Rencontre avec Aurélie Gosset, photographe de l’intime.

Aurélie est une jeune photographe passionnée de 26 ans. Ses images sont d’une pureté  qui contraste avec ce que nos yeux sont habitués à voir chaque jour. Elle sublime le quotidien en y ajoutant de la poésie, du silence.

Majoritairement monochrome, le travail d’Aurélie questionne avec douceur le rapport au corps et au souvenir…

Comment t’es venu ta passion pour la photographie ?

De façon assez banal et en même temps très symbolique. Durant mon enfance je voyais ma mère avec son boîtier reflex argentique capter nos voyages et nos moindres faits et gestes. À l’époque je ne m’en rendais pas compte mais ça à influencer mes choix futurs en me menant naturellement vers l’image.

©Aurélie Gosset

« Lorsque je photographie des corps c’est souvent mon modèle qui influence mes choix esthétiques »

Quels sont les artistes qui t’inspirent le plus ?

J’ai une passion infinie pour le travail de Sarah Moon, sa façon de conter des histoires et de nous emporter dans son univers me fascine. Avec ces images on vit une vraie expérience photographique, l’image réalisée avec un reflex est tirée puis re-photographiée à la chambre, tirée de nouveau sous agrandisseur et connaît tellement d’altérations que l’image finale devient un objet de collection absolument intriguant.
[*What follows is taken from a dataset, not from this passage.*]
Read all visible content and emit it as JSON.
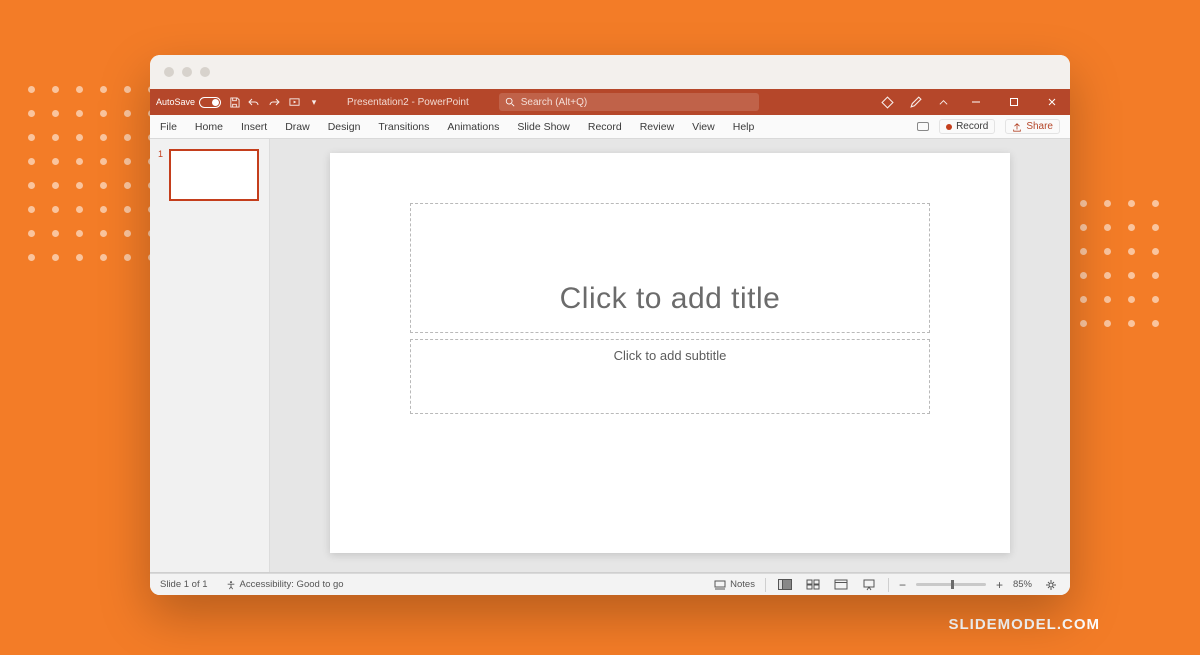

Je pense aussi aux natures mortes de Tony Catani, aux corps voluptueux de Masao Yamamoto, aux images graphiques de Vivian Sassen qui renversent les lignes d’horizons et à tant d’autres.
Les corps peints par Klimt et Ingres m’inspirent aussi beaucoup.

©Aurélie Gosset

Ton travail semble assez porté sur le corps et ses formes. Que souhaites-tu transmettre à travers tes photos ?
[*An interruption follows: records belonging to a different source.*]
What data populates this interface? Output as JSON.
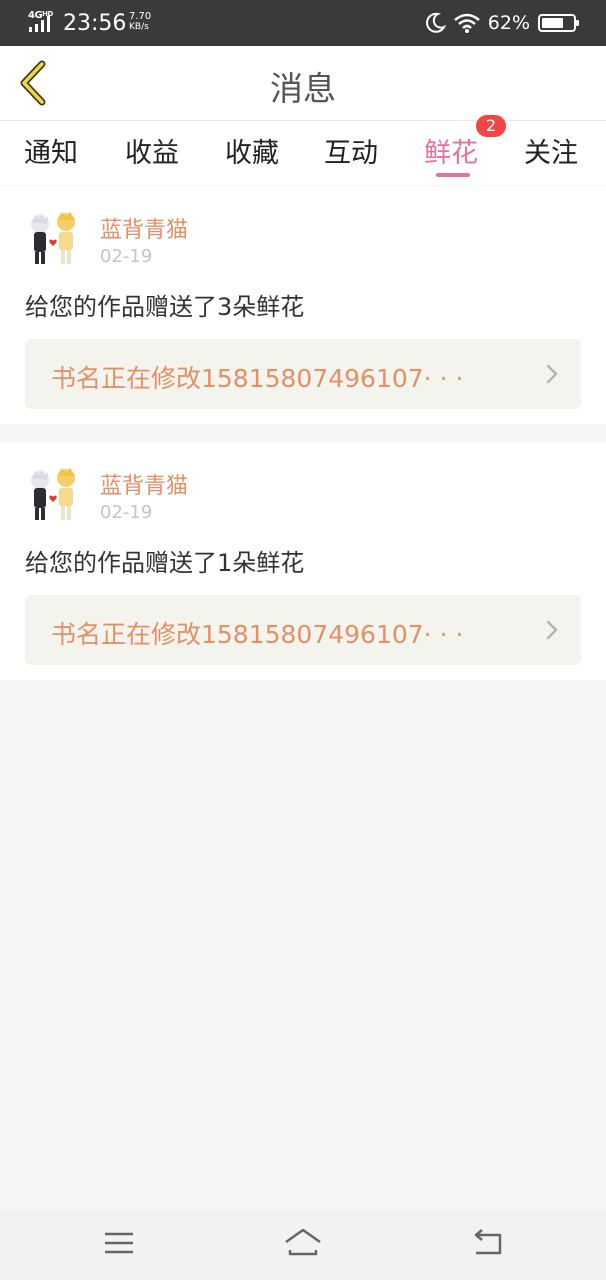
{
  "status_bar": {
    "network": "4G",
    "network_sup": "HD",
    "time": "23:56",
    "speed_value": "7.70",
    "speed_unit": "KB/s",
    "battery_percent": "62%",
    "icons": [
      "signal-icon",
      "moon-icon",
      "wifi-icon",
      "battery-icon"
    ]
  },
  "header": {
    "title": "消息",
    "back_icon": "chevron-left-icon"
  },
  "tabs": {
    "items": [
      {
        "label": "通知"
      },
      {
        "label": "收益"
      },
      {
        "label": "收藏"
      },
      {
        "label": "互动"
      },
      {
        "label": "鲜花",
        "badge": "2",
        "active": true
      },
      {
        "label": "关注"
      }
    ]
  },
  "messages": [
    {
      "username": "蓝背青猫",
      "date": "02-19",
      "text": "给您的作品赠送了3朵鲜花",
      "work_title": "书名正在修改15815807496107· · ·"
    },
    {
      "username": "蓝背青猫",
      "date": "02-19",
      "text": "给您的作品赠送了1朵鲜花",
      "work_title": "书名正在修改15815807496107· · ·"
    }
  ],
  "nav": {
    "icons": [
      "menu-icon",
      "home-icon",
      "back-icon"
    ]
  },
  "colors": {
    "accent": "#e66fa3",
    "name": "#e58f66",
    "badge": "#f04646",
    "status_bar": "#3a3a3a"
  }
}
Lorsque je photographie des corps c’est souvent mon modèle qui influence mes choix esthétiques. J’ai toujours été passionnée par la danse, photographier des corps est venu assez naturellement. Je crois que la beauté des courbes et l’infinité des possibilités qu’elles offrent me fascine. Du coup je dirais que je cherche simplement à dévoiler sa beauté et à le sublimer.

©Aurélie Gosset

Quel est ton processus créatif ?

J’ai d’abord abordé l’expérience photographique à travers une certaine spontanéité, du coup je voyageais et je photographiais des lieux, des ambiances, sur le vif. Je capturais des images, sans vraiment me préoccuper d’autre chose que de la forme. C’est beaucoup plus récemment que j’ai compris la force d’un travail plus réfléchis et que j’ai fais la différence entre prendre une photo et faire une photo.

Avec cette vision neuve j’ai réalisé une série nommée « Réminiscence » qui traite de mémoire et d’oubli. C’est une tout autre expérience, à vivre sur le long terme.

 

« C’est tellement éprouvant de travailler autour de son image et de ses états d’âmes au quotidien. »

 

©Aurélie Gosset

Un de tes projets étaient de faire un autoportrait par jour pendant un an. Qu’est-ce qui t’as poussé à te lancer dans un si grand projet ?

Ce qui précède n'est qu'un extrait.